For as fantastic and fun as this situation sounds, it was not without its share of headaches. I grew up in the “Just Say No” era. “Drugs are bad” and the “Don’t Do Drugs” media campaigns of the 1980s were always pounded into my head. I know that in many areas, drugs are a means to a social network as powerful, if not more powerful, than Facebook is today. Consistently, though, I was put into situations I did not like. We went to a party together as a band. Someone pulled out some pot. Who were the ones that quickly huddled around it? My band mates and friends: Catfish, Shoebox, and Bulldog. At the same party, someone offered me mushrooms. There were other times – watching the three of them pass a joint around at an outdoor concert we went to and at rehearsal, someone would light up. Immediately after that, I wanted to leave.

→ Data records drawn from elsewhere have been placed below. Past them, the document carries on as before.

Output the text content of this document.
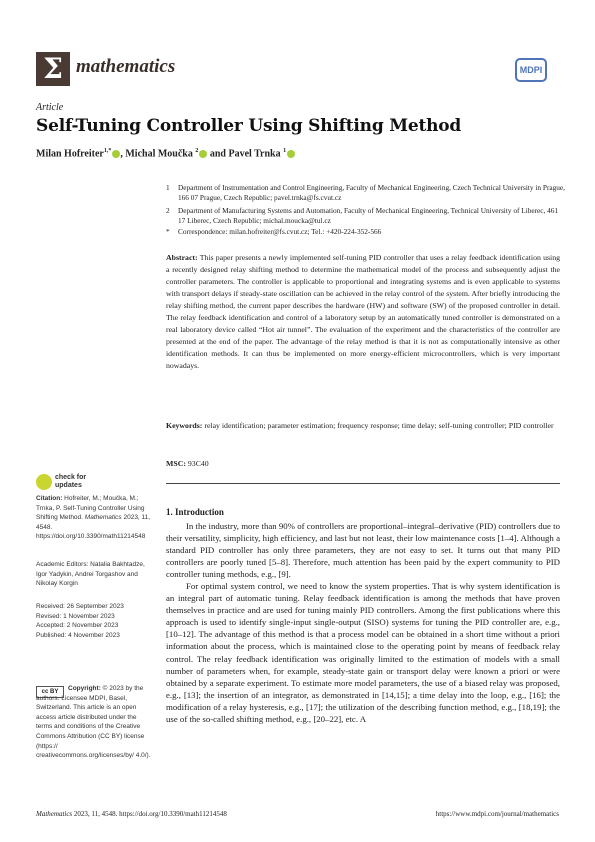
Σ mathematics	MDPI
Article
Self-Tuning Controller Using Shifting Method
Milan Hofreiter$^{1,*}$ , Michal Moučka $^2$ and Pavel Trnka $^1$
1 Department of Instrumentation and Control Engineering, Faculty of Mechanical Engineering, Czech Technical University in Prague, 166 07 Prague, Czech Republic; pavel.trnka@fs.cvut.cz
2 Department of Manufacturing Systems and Automation, Faculty of Mechanical Engineering, Technical University of Liberec, 461 17 Liberec, Czech Republic; michal.moucka@tul.cz
* Correspondence: milan.hofreiter@fs.cvut.cz; Tel.: +420-224-352-566
Abstract: This paper presents a newly implemented self-tuning PID controller that uses a relay feedback identification using a recently designed relay shifting method to determine the mathematical model of the process and subsequently adjust the controller parameters. The controller is applicable to proportional and integrating systems and is even applicable to systems with transport delays if steady-state oscillation can be achieved in the relay control of the system. After briefly introducing the relay shifting method, the current paper describes the hardware (HW) and software (SW) of the proposed controller in detail. The relay feedback identification and control of a laboratory setup by an automatically tuned controller is demonstrated on a real laboratory device called “Hot air tunnel”. The evaluation of the experiment and the characteristics of the controller are presented at the end of the paper. The advantage of the relay method is that it is not as computationally intensive as other identification methods. It can thus be implemented on more energy-efficient microcontrollers, which is very important nowadays.
Keywords: relay identification; parameter estimation; frequency response; time delay; self-tuning controller; PID controller
MSC: 93C40
check for
updates
Citation: Hofreiter, M.; Moučka, M.; Trnka, P. Self-Tuning Controller Using Shifting Method. Mathematics 2023, 11, 4548. https://doi.org/10.3390/math11214548
Academic Editors: Natalia Bakhtadze, Igor Yadykin, Andrei Torgashov and Nikolay Korgin
Received: 26 September 2023
Revised: 1 November 2023
Accepted: 2 November 2023
Published: 4 November 2023
cc BY	Copyright: © 2023 by the authors. Licensee MDPI, Basel, Switzerland. This article is an open access article distributed under the terms and conditions of the Creative Commons Attribution (CC BY) license (https:// creativecommons.org/licenses/by/ 4.0/).
1. Introduction

In the industry, more than 90% of controllers are proportional–integral–derivative (PID) controllers due to their versatility, simplicity, high efficiency, and last but not least, their low maintenance costs [1–4]. Although a standard PID controller has only three parameters, they are not easy to set. It turns out that many PID controllers are poorly tuned [5–8]. Therefore, much attention has been paid by the expert community to PID controller tuning methods, e.g., [9].

For optimal system control, we need to know the system properties. That is why system identification is an integral part of automatic tuning. Relay feedback identification is among the methods that have proven themselves in practice and are used for tuning mainly PID controllers. Among the first publications where this approach is used to identify single-input single-output (SISO) systems for tuning the PID controller are, e.g., [10–12]. The advantage of this method is that a process model can be obtained in a short time without a priori information about the process, which is maintained close to the operating point by means of feedback relay control. The relay feedback identification was originally limited to the estimation of models with a small number of parameters when, for example, steady-state gain or transport delay were known a priori or were obtained by a separate experiment. To estimate more model parameters, the use of a biased relay was proposed, e.g., [13]; the insertion of an integrator, as demonstrated in [14,15]; a time delay into the loop, e.g., [16]; the modification of a relay hysteresis, e.g., [17]; the utilization of the describing function method, e.g., [18,19]; the use of the so-called shifting method, e.g., [20–22], etc. A

Mathematics 2023, 11, 4548. https://doi.org/10.3390/math11214548	https://www.mdpi.com/journal/mathematics
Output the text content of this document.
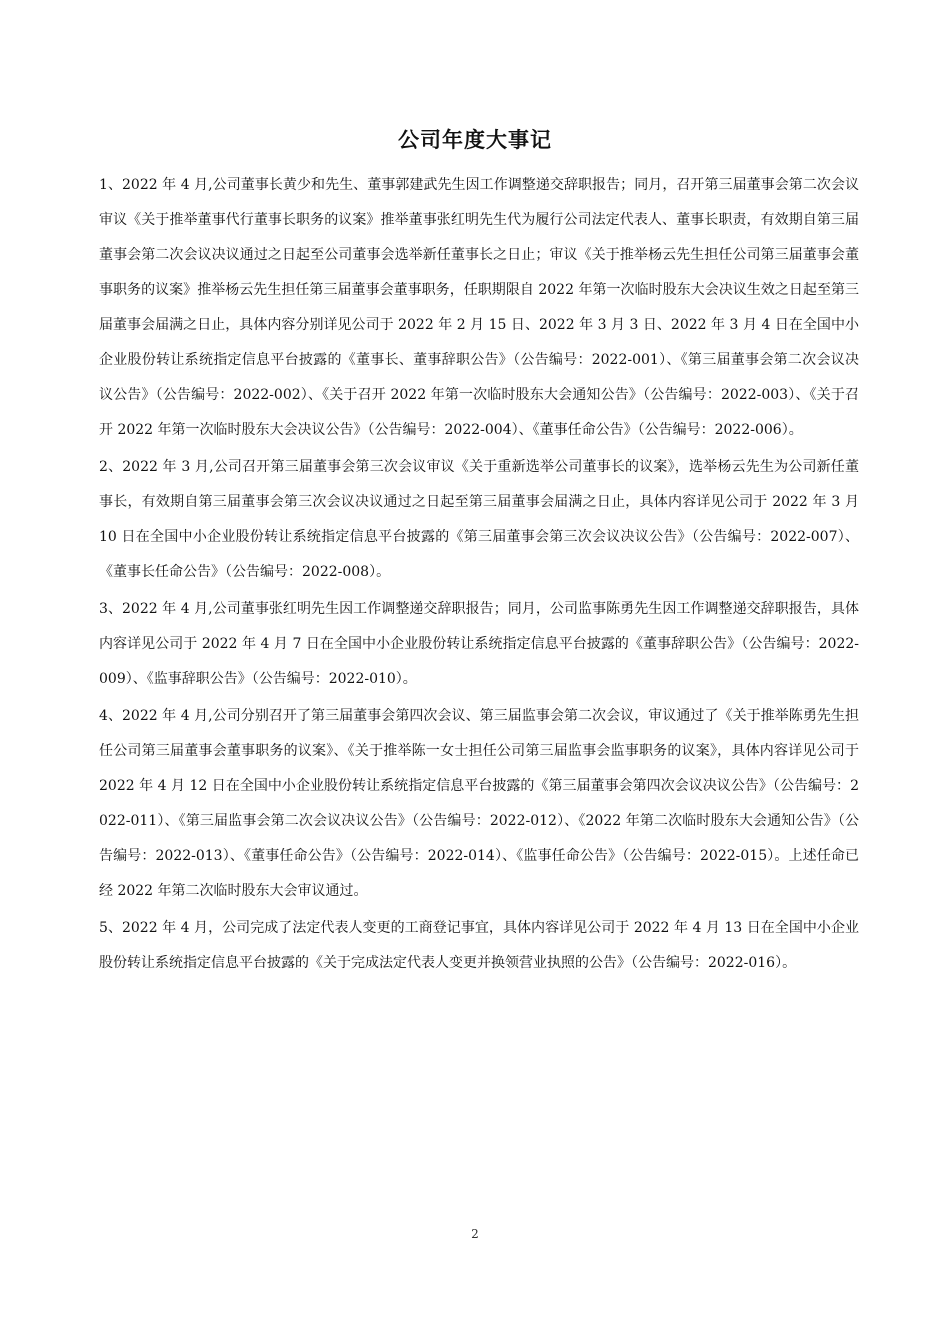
公司年度大事记

1、2022 年 4 月,公司董事长黄少和先生、董事郭建武先生因工作调整递交辞职报告；同月，召开第三届董事会第二次会议审议《关于推举董事代行董事长职务的议案》推举董事张红明先生代为履行公司法定代表人、董事长职责，有效期自第三届董事会第二次会议决议通过之日起至公司董事会选举新任董事长之日止；审议《关于推举杨云先生担任公司第三届董事会董事职务的议案》推举杨云先生担任第三届董事会董事职务，任职期限自 2022 年第一次临时股东大会决议生效之日起至第三届董事会届满之日止，具体内容分别详见公司于 2022 年 2 月 15 日、2022 年 3 月 3 日、2022 年 3 月 4 日在全国中小企业股份转让系统指定信息平台披露的《董事长、董事辞职公告》（公告编号：2022-001）、《第三届董事会第二次会议决议公告》（公告编号：2022-002）、《关于召开 2022 年第一次临时股东大会通知公告》（公告编号：2022-003）、《关于召开 2022 年第一次临时股东大会决议公告》（公告编号：2022-004）、《董事任命公告》（公告编号：2022-006）。

2、2022 年 3 月,公司召开第三届董事会第三次会议审议《关于重新选举公司董事长的议案》，选举杨云先生为公司新任董事长，有效期自第三届董事会第三次会议决议通过之日起至第三届董事会届满之日止，具体内容详见公司于 2022 年 3 月 10 日在全国中小企业股份转让系统指定信息平台披露的《第三届董事会第三次会议决议公告》（公告编号：2022-007）、《董事长任命公告》（公告编号：2022-008）。

3、2022 年 4 月,公司董事张红明先生因工作调整递交辞职报告；同月，公司监事陈勇先生因工作调整递交辞职报告，具体内容详见公司于 2022 年 4 月 7 日在全国中小企业股份转让系统指定信息平台披露的《董事辞职公告》（公告编号：2022-009）、《监事辞职公告》（公告编号：2022-010）。

4、2022 年 4 月,公司分别召开了第三届董事会第四次会议、第三届监事会第二次会议，审议通过了《关于推举陈勇先生担任公司第三届董事会董事职务的议案》、《关于推举陈一女士担任公司第三届监事会监事职务的议案》，具体内容详见公司于 2022 年 4 月 12 日在全国中小企业股份转让系统指定信息平台披露的《第三届董事会第四次会议决议公告》（公告编号：2022-011）、《第三届监事会第二次会议决议公告》（公告编号：2022-012）、《2022 年第二次临时股东大会通知公告》（公告编号：2022-013）、《董事任命公告》（公告编号：2022-014）、《监事任命公告》（公告编号：2022-015）。上述任命已经 2022 年第二次临时股东大会审议通过。

5、2022 年 4 月，公司完成了法定代表人变更的工商登记事宜，具体内容详见公司于 2022 年 4 月 13 日在全国中小企业股份转让系统指定信息平台披露的《关于完成法定代表人变更并换领营业执照的公告》（公告编号：2022-016）。

2
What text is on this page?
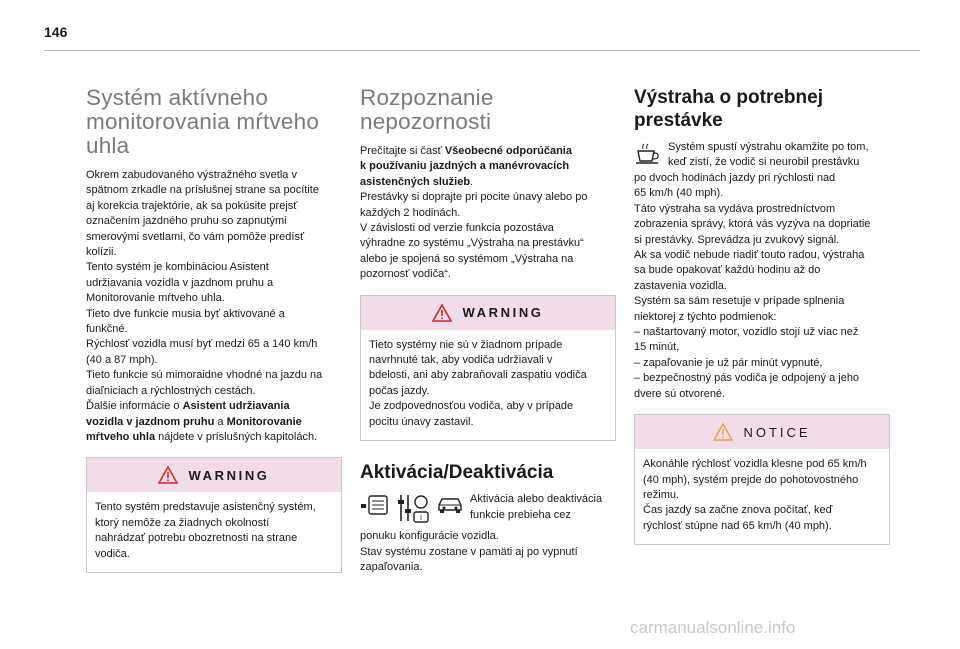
146
Systém aktívneho monitorovania mŕtveho uhla

Okrem zabudovaného výstražného svetla v
spätnom zrkadle na príslušnej strane sa pocítite
aj korekcia trajektórie, ak sa pokúsite prejsť
označením jazdného pruhu so zapnutými
smerovými svetlami, čo vám pomôže predísť
kolízii.
Tento systém je kombináciou Asistent
udržiavania vozidla v jazdnom pruhu a
Monitorovanie mŕtveho uhla.
Tieto dve funkcie musia byť aktivované a
funkčné.
Rýchlosť vozidla musí byť medzi 65 a 140 km/h
(40 a 87 mph).
Tieto funkcie sú mimoraidne vhodné na jazdu na
diaľniciach a rýchlostných cestách.
Ďalšie informácie o Asistent udržiavania
vozidla v jazdnom pruhu a Monitorovanie
mŕtveho uhla nájdete v príslušných kapitolách.

WARNING

Tento systém predstavuje asistenčný systém,
ktorý nemôže za žiadnych okolností
nahrádzať potrebu obozretnosti na strane
vodiča.

Rozpoznanie nepozornosti

Prečítajte si časť Všeobecné odporúčania
k používaniu jazdných a manévrovacích
asistenčných služieb.
Prestávky si doprajte pri pocite únavy alebo po
každých 2 hodinách.
V závislosti od verzie funkcia pozostáva
výhradne zo systému „Výstraha na prestávku“
alebo je spojená so systémom „Výstraha na
pozornosť vodiča“.

WARNING

Tieto systémy nie sú v žiadnom prípade
navrhnuté tak, aby vodiča udržiavali v
bdelosti, ani aby zabraňovali zaspatiu vodiča
počas jazdy.
Je zodpovednosťou vodiča, aby v prípade
pocitu únavy zastavil.

Aktivácia/Deaktivácia
i

Aktivácia alebo deaktivácia
funkcie prebieha cez

ponuku konfigurácie vozidla.
Stav systému zostane v pamäti aj po vypnutí
zapaľovania.

Výstraha o potrebnej prestávke

Systém spustí výstrahu okamžite po tom,
keď zistí, že vodič si neurobil prestávku

po dvoch hodinách jazdy pri rýchlosti nad
65 km/h (40 mph).
Táto výstraha sa vydáva prostredníctvom
zobrazenia správy, ktorá vás vyzýva na dopriatie
si prestávky. Sprevádza ju zvukový signál.
Ak sa vodič nebude riadiť touto radou, výstraha
sa bude opakovať každú hodinu až do
zastavenia vozidla.
Systém sa sám resetuje v prípade splnenia
niektorej z týchto podmienok:
– naštartovaný motor, vozidlo stojí už viac než
15 minút,
– zapaľovanie je už pár minút vypnuté,
– bezpečnostný pás vodiča je odpojený a jeho
dvere sú otvorené.

NOTICE

Akonáhle rýchlosť vozidla klesne pod 65 km/h
(40 mph), systém prejde do pohotovostného
režimu.
Čas jazdy sa začne znova počítať, keď
rýchlosť stúpne nad 65 km/h (40 mph).

carmanualsonline.info
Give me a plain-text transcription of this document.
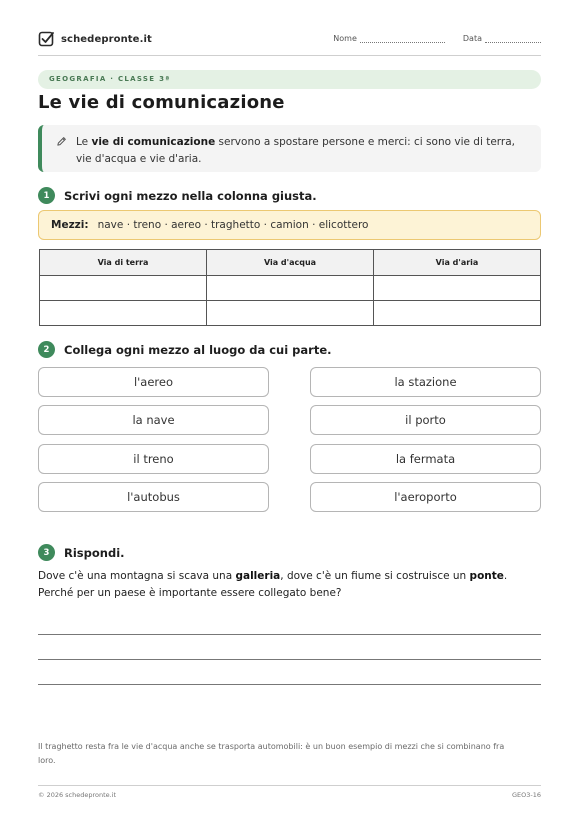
schedepronte.it	Nome	Data
GEOGRAFIA · CLASSE 3ª
Le vie di comunicazione
Le vie di comunicazione servono a spostare persone e merci: ci sono vie di terra, vie d'acqua e vie d'aria.
1	Scrivi ogni mezzo nella colonna giusta.
Mezzi: nave · treno · aereo · traghetto · camion · elicottero
Via di terra	Via d'acqua	Via d'aria

2	Collega ogni mezzo al luogo da cui parte.
l'aereo	la stazione
la nave	il porto
il treno	la fermata
l'autobus	l'aeroporto
3	Rispondi.
Dove c'è una montagna si scava una galleria, dove c'è un fiume si costruisce un ponte.
Perché per un paese è importante essere collegato bene?
Il traghetto resta fra le vie d'acqua anche se trasporta automobili: è un buon esempio di mezzi che si combinano fra loro.
© 2026 schedepronte.it	GEO3-16
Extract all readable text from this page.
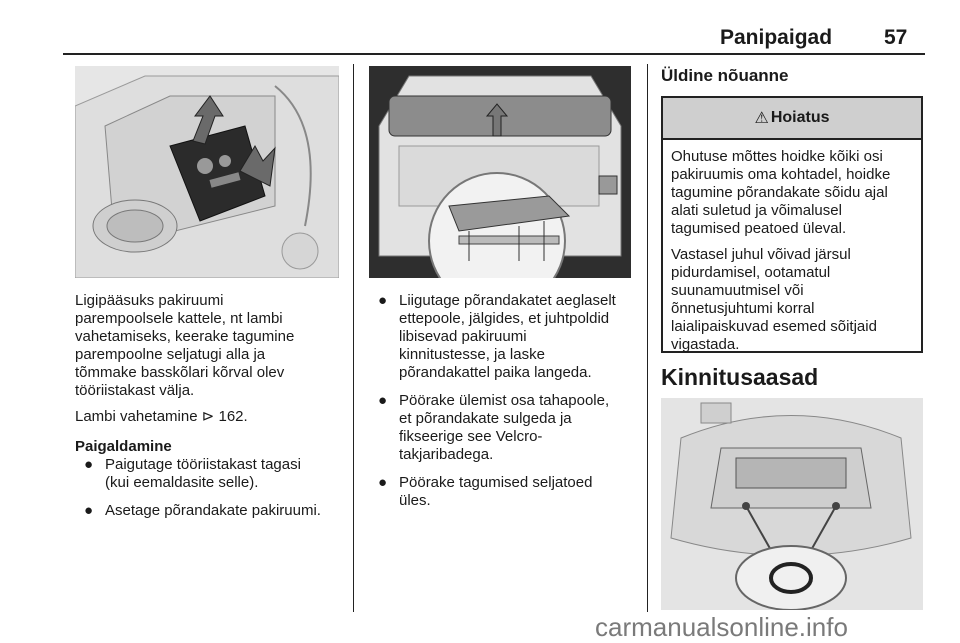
Panipaigad 57

Ligipääsuks pakiruumi
parempoolsele kattele, nt lambi
vahetamiseks, keerake tagumine
parempoolne seljatugi alla ja
tõmmake basskõlari kõrval olev
tööriistakast välja.

Lambi vahetamine ⊳ 162.

Paigaldamine

● Paigutage tööriistakast tagasi
(kui eemaldasite selle).
● Asetage põrandakate pakiruumi.
● Liigutage põrandakatet aeglaselt
ettepoole, jälgides, et juhtpoldid
libisevad pakiruumi
kinnitustesse, ja laske
põrandakattel paika langeda.
● Pöörake ülemist osa tahapoole,
et põrandakate sulgeda ja
fikseerige see Velcro-
takjaribadega.
● Pöörake tagumised seljatoed
üles.
Üldine nõuanne
⚠ Hoiatus

Ohutuse mõttes hoidke kõiki osi
pakiruumis oma kohtadel, hoidke
tagumine põrandakate sõidu ajal
alati suletud ja võimalusel
tagumised peatoed üleval.

Vastasel juhul võivad järsul
pidurdamisel, ootamatul
suunamuutmisel või
õnnetusjuhtumi korral
laialipaiskuvad esemed sõitjaid
vigastada.

Kinnitusaasad
carmanualsonline.info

I was a college graduate. I was living with my parents until my wedding day the following August. I was working full-time, being responsible, and trying to figure out what I wanted to do with my life. Drugs were an unwelcome member of our group, a silent fifth member of our group that had taken over a band I had helped put together to play music that I loved. It became less and less about the music, though some of our rehearsal tapes have truly magical musical moments of jamming on a riff for 10 minutes and another time, playing one of Catfish’s originals that, to this day, I will never get tired of listening to.
I left the band in October of 1992. We had rehearsed twice a week without any idea why we rehearsed. There was talk about getting some gigs but nothing ever happened. The night I loaded my drums into my car to go home, Shoebox looked at me and said, “This isn’t good-bye, this is see you later.” I nodded and told him to take care of himself. Honestly, despite it sounding like the scene was made for a crappy movie, I do not believe I ever saw him again. I remained friends with Bulldog – he was an usher in our wedding – and the last he had heard, Shoebox was basically homeless and addicted to drugs, living somewhere in Colorado.